Horrible. This significant, strong #tornado in #Mississippi is passing just 30 miles south of where two EF4s and an EF3 tornado ravaged the landscape and killed at least 8 just a week ago today.— Matthew Cappucci (@MatthewCappucci) April 20, 2020
Lamar and Forrest counties, seek shelter NOW. pic.twitter.com/8B7yeladlf
The tornado warning was extended again through 9 p.m. central time, with the storm expected to pass between the towns of Richton and Beaumont in southeast Mississippi, and then again through 9:15 p.m. mainly over rural areas.
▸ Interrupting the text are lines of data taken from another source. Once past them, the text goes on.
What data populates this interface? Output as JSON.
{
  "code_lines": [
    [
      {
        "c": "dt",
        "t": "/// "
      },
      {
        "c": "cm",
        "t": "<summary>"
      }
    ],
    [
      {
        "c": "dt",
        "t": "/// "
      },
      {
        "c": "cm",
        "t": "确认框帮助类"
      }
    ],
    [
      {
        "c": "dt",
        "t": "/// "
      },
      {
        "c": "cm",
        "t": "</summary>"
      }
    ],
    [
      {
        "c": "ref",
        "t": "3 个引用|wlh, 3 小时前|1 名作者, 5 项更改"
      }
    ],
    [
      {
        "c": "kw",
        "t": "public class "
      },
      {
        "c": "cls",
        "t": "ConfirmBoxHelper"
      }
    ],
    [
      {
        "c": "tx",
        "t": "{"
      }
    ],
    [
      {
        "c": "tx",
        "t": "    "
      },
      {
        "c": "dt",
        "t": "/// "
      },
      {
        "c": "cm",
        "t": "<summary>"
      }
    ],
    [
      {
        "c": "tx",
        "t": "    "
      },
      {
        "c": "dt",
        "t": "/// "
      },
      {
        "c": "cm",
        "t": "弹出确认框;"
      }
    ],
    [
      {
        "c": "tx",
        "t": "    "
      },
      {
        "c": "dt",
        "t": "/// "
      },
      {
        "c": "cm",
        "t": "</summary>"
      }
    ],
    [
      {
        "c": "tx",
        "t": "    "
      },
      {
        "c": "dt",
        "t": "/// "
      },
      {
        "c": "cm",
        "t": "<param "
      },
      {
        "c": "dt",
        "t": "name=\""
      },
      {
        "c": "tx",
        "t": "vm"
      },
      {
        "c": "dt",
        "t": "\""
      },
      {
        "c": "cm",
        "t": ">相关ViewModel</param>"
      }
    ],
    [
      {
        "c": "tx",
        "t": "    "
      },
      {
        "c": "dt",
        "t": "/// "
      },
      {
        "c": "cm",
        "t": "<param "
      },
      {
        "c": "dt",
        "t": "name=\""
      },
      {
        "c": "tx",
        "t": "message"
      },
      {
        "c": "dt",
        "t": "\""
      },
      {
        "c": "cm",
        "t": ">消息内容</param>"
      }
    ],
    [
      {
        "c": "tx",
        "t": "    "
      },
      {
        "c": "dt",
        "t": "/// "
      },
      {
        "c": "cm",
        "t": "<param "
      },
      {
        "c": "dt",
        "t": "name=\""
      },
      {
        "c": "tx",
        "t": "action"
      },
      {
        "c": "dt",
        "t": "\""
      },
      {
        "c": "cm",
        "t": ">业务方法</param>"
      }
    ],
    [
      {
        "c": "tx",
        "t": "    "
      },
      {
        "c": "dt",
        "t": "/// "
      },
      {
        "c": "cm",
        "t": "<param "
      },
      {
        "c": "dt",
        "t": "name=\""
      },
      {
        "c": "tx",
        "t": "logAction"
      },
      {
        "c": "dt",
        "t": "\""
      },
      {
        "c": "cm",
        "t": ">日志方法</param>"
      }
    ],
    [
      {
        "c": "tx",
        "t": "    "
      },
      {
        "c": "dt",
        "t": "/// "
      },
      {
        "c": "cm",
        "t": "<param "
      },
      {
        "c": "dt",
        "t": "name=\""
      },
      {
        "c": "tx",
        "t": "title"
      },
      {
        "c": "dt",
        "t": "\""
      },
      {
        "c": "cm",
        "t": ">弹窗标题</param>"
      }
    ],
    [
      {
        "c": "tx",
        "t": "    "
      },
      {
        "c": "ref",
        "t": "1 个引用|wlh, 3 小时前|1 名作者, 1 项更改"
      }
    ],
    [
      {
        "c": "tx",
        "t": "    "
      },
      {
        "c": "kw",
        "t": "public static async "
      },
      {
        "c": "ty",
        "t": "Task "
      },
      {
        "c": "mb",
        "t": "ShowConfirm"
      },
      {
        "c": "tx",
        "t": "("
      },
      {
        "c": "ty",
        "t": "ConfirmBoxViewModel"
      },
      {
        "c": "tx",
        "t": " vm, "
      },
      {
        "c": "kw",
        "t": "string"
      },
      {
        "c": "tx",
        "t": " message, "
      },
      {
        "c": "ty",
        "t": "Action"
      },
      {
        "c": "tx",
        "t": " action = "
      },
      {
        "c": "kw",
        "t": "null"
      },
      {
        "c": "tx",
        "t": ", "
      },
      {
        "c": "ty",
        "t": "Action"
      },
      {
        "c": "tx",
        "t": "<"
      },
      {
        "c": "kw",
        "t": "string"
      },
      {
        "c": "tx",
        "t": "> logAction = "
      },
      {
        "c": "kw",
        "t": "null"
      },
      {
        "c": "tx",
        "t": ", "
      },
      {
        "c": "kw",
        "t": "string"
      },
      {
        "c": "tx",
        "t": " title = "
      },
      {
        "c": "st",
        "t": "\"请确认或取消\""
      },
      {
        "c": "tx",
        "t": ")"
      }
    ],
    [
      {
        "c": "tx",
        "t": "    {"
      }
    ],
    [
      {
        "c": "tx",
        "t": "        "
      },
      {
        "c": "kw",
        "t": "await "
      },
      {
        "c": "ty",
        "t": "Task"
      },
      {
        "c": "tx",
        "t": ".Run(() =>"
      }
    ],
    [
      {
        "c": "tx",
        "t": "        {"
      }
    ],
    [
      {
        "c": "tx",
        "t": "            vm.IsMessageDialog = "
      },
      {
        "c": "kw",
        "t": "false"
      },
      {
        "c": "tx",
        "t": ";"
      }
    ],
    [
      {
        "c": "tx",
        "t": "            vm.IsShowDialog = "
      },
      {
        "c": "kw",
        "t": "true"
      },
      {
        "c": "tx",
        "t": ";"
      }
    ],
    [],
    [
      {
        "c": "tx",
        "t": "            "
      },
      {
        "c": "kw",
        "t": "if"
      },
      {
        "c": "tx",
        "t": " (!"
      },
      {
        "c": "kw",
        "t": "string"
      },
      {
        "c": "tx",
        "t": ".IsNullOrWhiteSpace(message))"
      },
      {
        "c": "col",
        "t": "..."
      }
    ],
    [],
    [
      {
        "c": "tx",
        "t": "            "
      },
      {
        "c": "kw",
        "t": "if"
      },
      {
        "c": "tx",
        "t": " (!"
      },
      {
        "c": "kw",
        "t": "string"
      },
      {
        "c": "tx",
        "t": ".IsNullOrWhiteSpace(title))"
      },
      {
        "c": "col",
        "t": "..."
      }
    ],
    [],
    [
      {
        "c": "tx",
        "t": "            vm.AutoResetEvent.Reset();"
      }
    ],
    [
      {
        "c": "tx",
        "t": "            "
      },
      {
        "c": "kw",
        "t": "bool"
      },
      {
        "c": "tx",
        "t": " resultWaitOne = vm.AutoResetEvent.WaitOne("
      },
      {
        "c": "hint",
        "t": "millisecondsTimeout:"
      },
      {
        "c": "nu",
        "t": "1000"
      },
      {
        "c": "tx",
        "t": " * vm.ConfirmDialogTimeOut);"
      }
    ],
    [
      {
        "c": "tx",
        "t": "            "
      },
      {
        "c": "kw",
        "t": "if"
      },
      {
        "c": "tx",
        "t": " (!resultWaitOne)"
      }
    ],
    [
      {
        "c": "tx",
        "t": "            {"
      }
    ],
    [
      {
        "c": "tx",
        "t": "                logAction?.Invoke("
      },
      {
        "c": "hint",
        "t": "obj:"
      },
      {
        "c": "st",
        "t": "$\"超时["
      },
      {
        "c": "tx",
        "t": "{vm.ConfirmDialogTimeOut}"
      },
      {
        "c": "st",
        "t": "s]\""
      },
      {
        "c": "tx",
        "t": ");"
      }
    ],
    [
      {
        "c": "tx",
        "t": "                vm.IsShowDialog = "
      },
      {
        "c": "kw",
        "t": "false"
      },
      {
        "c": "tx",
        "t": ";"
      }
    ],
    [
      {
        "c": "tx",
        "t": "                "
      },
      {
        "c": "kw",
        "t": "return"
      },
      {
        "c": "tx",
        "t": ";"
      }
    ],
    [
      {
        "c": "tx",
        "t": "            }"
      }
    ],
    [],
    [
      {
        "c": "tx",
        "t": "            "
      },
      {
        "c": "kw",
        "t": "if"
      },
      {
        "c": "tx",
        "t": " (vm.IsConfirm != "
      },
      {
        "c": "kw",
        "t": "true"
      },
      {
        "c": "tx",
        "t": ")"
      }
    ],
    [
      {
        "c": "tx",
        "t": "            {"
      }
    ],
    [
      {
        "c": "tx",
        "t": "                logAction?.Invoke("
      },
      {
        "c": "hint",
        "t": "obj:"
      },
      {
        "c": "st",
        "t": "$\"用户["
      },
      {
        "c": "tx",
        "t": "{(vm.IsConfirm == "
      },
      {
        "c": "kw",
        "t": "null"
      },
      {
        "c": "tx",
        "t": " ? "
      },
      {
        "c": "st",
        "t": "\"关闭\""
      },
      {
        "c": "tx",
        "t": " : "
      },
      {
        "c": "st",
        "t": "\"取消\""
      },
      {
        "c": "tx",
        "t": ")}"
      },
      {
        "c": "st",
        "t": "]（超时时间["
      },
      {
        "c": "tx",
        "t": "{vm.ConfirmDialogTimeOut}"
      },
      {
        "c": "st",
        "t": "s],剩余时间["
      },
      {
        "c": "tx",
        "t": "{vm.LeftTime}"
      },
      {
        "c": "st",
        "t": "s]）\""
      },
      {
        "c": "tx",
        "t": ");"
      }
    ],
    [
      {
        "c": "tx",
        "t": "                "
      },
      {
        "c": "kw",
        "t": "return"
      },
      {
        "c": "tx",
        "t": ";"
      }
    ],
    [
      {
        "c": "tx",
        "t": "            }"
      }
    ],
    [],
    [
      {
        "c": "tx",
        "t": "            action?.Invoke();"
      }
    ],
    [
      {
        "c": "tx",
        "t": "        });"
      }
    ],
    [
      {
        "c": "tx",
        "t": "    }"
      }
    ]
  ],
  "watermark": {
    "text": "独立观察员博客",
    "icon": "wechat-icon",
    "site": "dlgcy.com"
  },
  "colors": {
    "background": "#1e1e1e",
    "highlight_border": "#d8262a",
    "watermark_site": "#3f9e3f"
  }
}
Damage was reported from the twister in Marion and Lamar counties.
Tornado warnings were issued for the same storm as it traveled into southern Alabama.
Tornado warnings continued to be issued for storms in southern Alabama, the Florida Panhandle, and southwest Georgia late into Sunday night, including some for twisters which had been confirmed by either radar or storm spotters.
Earlier Sunday, storms struck the Dallas-Ft. Worth with large hail while storms west of Galveston and Houston also produced large hail as well a tornado.
The outbreak came exactly a week after more than 130 tornadoes tore up much of the South and Southeast amid a deadly severe weather event. With a preliminary tally of 69 deaths, 2020 is the nation’s deadliest year for tornadoes since 2012 — and it’s only mid-April.
The repeated threat of dangerous storms underscored the challenge of living in storm-prone areas during the springtime, particularly at the same time as the coronavirus pandemic. It also demonstrated the importance of having a severe weather plan in place to know what to do when the time comes.
“I think Alabamians are tired of dealing with COVID-19, and after last Sunday, tired of dealing with severe weather,” James Spann, the chief meteorologist for the ABC affiliate in Birmingham, wrote in a Facebook post outlining Sunday’s severe weather threat. “We don’t do this to scare anyone, or make them more anxious, but at the same time we have to let you know there is a risk of severe thunderstorms. … We will get through the day together.”
Spann and other meteorologists emphasized the importance of having a way to be notified of any warnings issued. A battery-backup NOAA weather radio is ideal while you ensure wireless emergency alerts are activated on your phone and the “do not disturb” mode is disabled.
The storms stemmed from a pocket of spinning upper-level cold that was digging south off the California coast as late as Saturday morning. It then swung across the Four Corners region toward the Texas and Oklahoma panhandles, where it started the day early Sunday. Ahead of this axis of “vorticity,” or spinning air, an influx of Gulf of Mexico air overspread much of the South.
That approaching area of spin fostered rising motion ahead of it, kindling the development of strong to severe thunderstorms. Meanwhile, a surface stationary front draped essentially parallel and just to the north of Interstate 20 between East Texas and South Carolina served as a focal mechanism for storms. To the north, a chillier air mass lended itself to nonsevere storms and heavy rain, while severe weather flourished in the milder air to the south.
That upper-level pocket of cold and spin was cradled in a dip of the jet stream; ahead of it, a zone of fast-moving air surged northward. That boosted the amount of “wind shear” present, or a change in wind speed/direction with height. That increased the chance of rotating storms.
Another round of storminess is possible from Wednesday into Friday from the Southern Plains into the Southeast, though details remain uncertain at this time.